Are you one of the 10 million U.S. employees of public companies who receives some portion of your pay in company stock? If you are, you may have wondered if your financial advisor, stockbroker or financial planner is trained to advise you on this important part of your income. The truth is that equity compensation is complex. Optimizing this benefit requires a sophisticated approach to financial planning. A relatively small fraction of advisors have the training and experience to advise executives and other employees about their incentive stock options, restricted shares performance shares or stock appreciation rights. A recent study showed that the more employee stock plan participants used planning, advice and diversification, the more appreciative of their plan benefits and confident of achieving their financial goals they were. Do you think you understand your company’s equity compensation benefits and how they can help you achieve your long-term financial goals?
5 Things You Should Know About Your Equity Compensation
Here are five questions about your equity compensation that you and your financial advisor should know the answers to. These should be incorporated into your short-term tactical planning as well as your long-term strategic financial plan.
- Do you understand forfeit value? You should know the potential value of the compensation you’d leave behind if you quit or changed jobs. This includes the time value of your unvested and out-of-the-money grants which, presumably, you’d want to replace if you could, at your new job.
- Have you had upside and downside leverage explained to you? Stock options involve leverage because of the way they are granted and priced. It’s likely, for example, that a 20% increase in the value of your company stock could produce a significantly greater increase in your equity compensation portfolio. Your advisor should be able to help you understand this risk/reward relationship so you can pay attention to this powerful phenomenon.
- When was the last time you calculated the remaining theoretical value (or “TV”) of each of your equity compensation grants? As grants age, you run out of time for significant appreciation.
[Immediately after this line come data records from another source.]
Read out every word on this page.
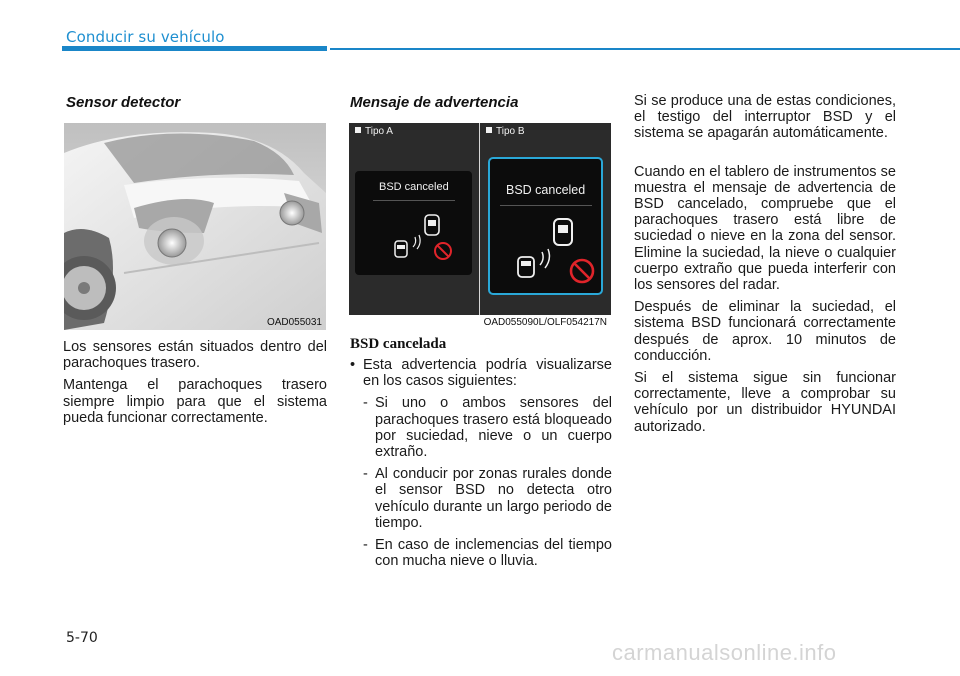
Conducir su vehículo
Sensor detector
OAD055031

Los sensores están situados dentro del parachoques trasero.

Mantenga el parachoques trasero siempre limpio para que el sistema pueda funcionar correctamente.

Mensaje de advertencia
Tipo A	Tipo B
BSD canceled	BSD canceled
OAD055090L/OLF054217N
BSD cancelada
• Esta advertencia podría visualizarse en los casos siguientes:
- Si uno o ambos sensores del parachoques trasero está bloqueado por suciedad, nieve o un cuerpo extraño.
- Al conducir por zonas rurales donde el sensor BSD no detecta otro vehículo durante un largo periodo de tiempo.
- En caso de inclemencias del tiempo con mucha nieve o lluvia.

Si se produce una de estas condiciones, el testigo del interruptor BSD y el sistema se apagarán automáticamente.

Cuando en el tablero de instrumentos se muestra el mensaje de advertencia de BSD cancelado, compruebe que el parachoques trasero está libre de suciedad o nieve en la zona del sensor. Elimine la suciedad, la nieve o cualquier cuerpo extraño que pueda interferir con los sensores del radar.

Después de eliminar la suciedad, el sistema BSD funcionará correctamente después de aprox. 10 minutos de conducción.

Si el sistema sigue sin funcionar correctamente, lleve a comprobar su vehículo por un distribuidor HYUNDAI autorizado.

5-70
carmanualsonline.info
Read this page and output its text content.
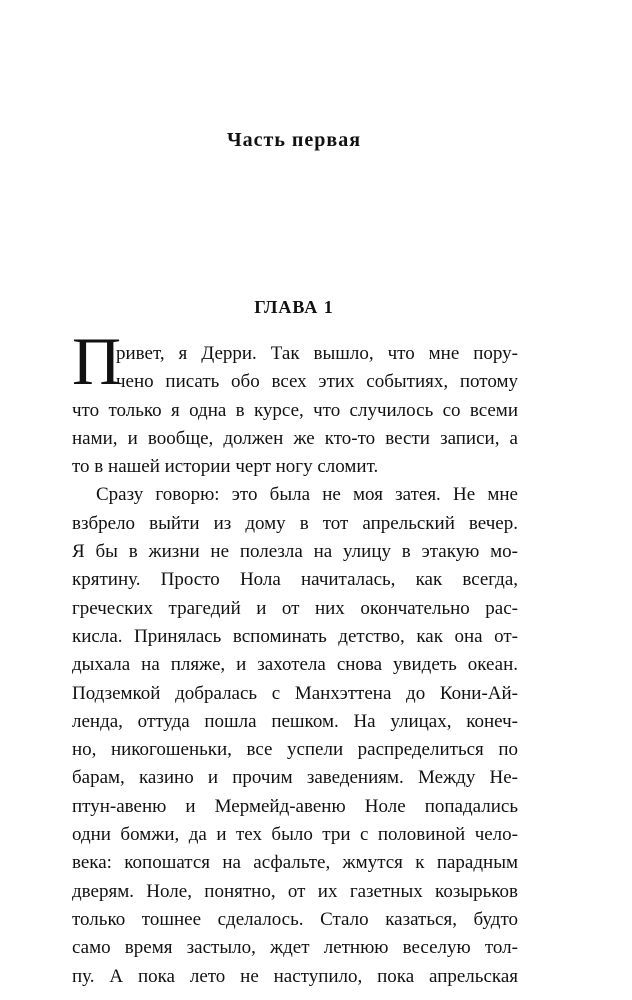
Часть первая
ГЛАВА 1
П
ривет, я Дерри. Так вышло, что мне пору-
чено писать обо всех этих событиях, потому
что только я одна в курсе, что случилось со всеми
нами, и вообще, должен же кто-то вести записи, а
то в нашей истории черт ногу сломит.
Сразу говорю: это была не моя затея. Не мне
взбрело выйти из дому в тот апрельский вечер.
Я бы в жизни не полезла на улицу в этакую мо-
крятину. Просто Нола начиталась, как всегда,
греческих трагедий и от них окончательно рас-
кисла. Принялась вспоминать детство, как она от-
дыхала на пляже, и захотела снова увидеть океан.
Подземкой добралась с Манхэттена до Кони-Ай-
ленда, оттуда пошла пешком. На улицах, конеч-
но, никогошеньки, все успели распределиться по
барам, казино и прочим заведениям. Между Не-
птун-авеню и Мермейд-авеню Ноле попадались
одни бомжи, да и тех было три с половиной чело-
века: копошатся на асфальте, жмутся к парадным
дверям. Ноле, понятно, от их газетных козырьков
только тошнее сделалось. Стало казаться, будто
само время застыло, ждет летнюю веселую тол-
пу. А пока лето не наступило, пока апрельская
Knowing the remaining TV will help you decide when to optimally exercise. Can your advisor track this for each of your grants and inform you when the time is right? (For related reading, see: Get the Most out of Employee Stock Options.)
- Do you know how concentrated your wealth is? Together with leverage, concentration is the key to wealth-building, but it’s also the biggest risk to your net worth. Most advisors don’t really understand leverage. Having a tool for managing concentration risk is important to ensure you stay in your financial comfort zone. A structured plan for diversifying your financial holdings is a proven strategy for managing risk. Nowhere is this more important than with a plan that is entirely focused on one company’s stock. (For related reading, see: Portfolio Concentration: Why You Should Watch It.)
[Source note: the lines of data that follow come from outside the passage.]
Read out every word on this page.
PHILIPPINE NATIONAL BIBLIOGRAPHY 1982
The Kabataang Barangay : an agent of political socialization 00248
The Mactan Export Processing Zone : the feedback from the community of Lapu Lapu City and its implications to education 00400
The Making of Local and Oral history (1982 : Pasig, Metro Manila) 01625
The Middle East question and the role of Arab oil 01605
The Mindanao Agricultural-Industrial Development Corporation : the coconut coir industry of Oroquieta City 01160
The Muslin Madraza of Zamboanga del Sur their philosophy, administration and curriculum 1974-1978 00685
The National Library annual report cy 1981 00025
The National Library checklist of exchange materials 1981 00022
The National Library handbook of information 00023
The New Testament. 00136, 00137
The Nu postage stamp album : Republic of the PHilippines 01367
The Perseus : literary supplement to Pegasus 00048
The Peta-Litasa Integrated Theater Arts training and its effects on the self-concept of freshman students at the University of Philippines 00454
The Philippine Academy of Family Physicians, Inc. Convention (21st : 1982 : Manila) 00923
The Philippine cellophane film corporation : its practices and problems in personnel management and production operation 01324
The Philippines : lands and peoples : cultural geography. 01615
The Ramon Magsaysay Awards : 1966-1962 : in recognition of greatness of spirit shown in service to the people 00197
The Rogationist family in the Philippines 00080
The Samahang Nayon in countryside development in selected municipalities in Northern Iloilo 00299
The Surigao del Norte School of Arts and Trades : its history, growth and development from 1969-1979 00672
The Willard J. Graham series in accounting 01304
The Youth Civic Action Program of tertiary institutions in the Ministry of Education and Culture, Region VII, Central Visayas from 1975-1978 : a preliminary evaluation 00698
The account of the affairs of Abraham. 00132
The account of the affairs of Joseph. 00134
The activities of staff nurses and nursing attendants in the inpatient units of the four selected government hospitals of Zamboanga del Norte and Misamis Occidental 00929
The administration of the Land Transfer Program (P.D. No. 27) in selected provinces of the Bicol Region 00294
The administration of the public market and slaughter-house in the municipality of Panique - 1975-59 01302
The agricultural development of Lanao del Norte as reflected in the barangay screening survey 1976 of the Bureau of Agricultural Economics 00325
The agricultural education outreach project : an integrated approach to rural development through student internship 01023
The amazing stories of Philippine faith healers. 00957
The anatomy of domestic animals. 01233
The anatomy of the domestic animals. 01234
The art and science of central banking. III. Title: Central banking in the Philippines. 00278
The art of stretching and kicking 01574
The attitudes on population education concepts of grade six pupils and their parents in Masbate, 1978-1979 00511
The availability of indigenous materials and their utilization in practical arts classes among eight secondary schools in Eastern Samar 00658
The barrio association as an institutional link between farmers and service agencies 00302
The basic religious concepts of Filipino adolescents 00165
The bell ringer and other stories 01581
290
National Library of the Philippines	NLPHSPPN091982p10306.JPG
- Finally, do you have the tools to know at what company stock price you meet your personal financial goal? Long-term planning is about setting goals, monitoring progress and adjusting strategy as conditions change. You need to be able to monitor the dynamic effects to your net worth that are caused by market price movements and the receipt of new grants. Your company might provide you with some tools but most of these don’t incorporate all the components of your financial life.
The right financial advisor and the right financial plan can be valuable guides for you to use when you make decisions about your equity compensation. The right answers to common questions like, “When should I exercise my employee stock options?” “Which grant should I exercise first?” and “Should I hold my company stock or sell it?" depends on how your financial plan is structured to your tolerance for risk. You owe it to yourself and your family to be actively optimizing this powerful benefit.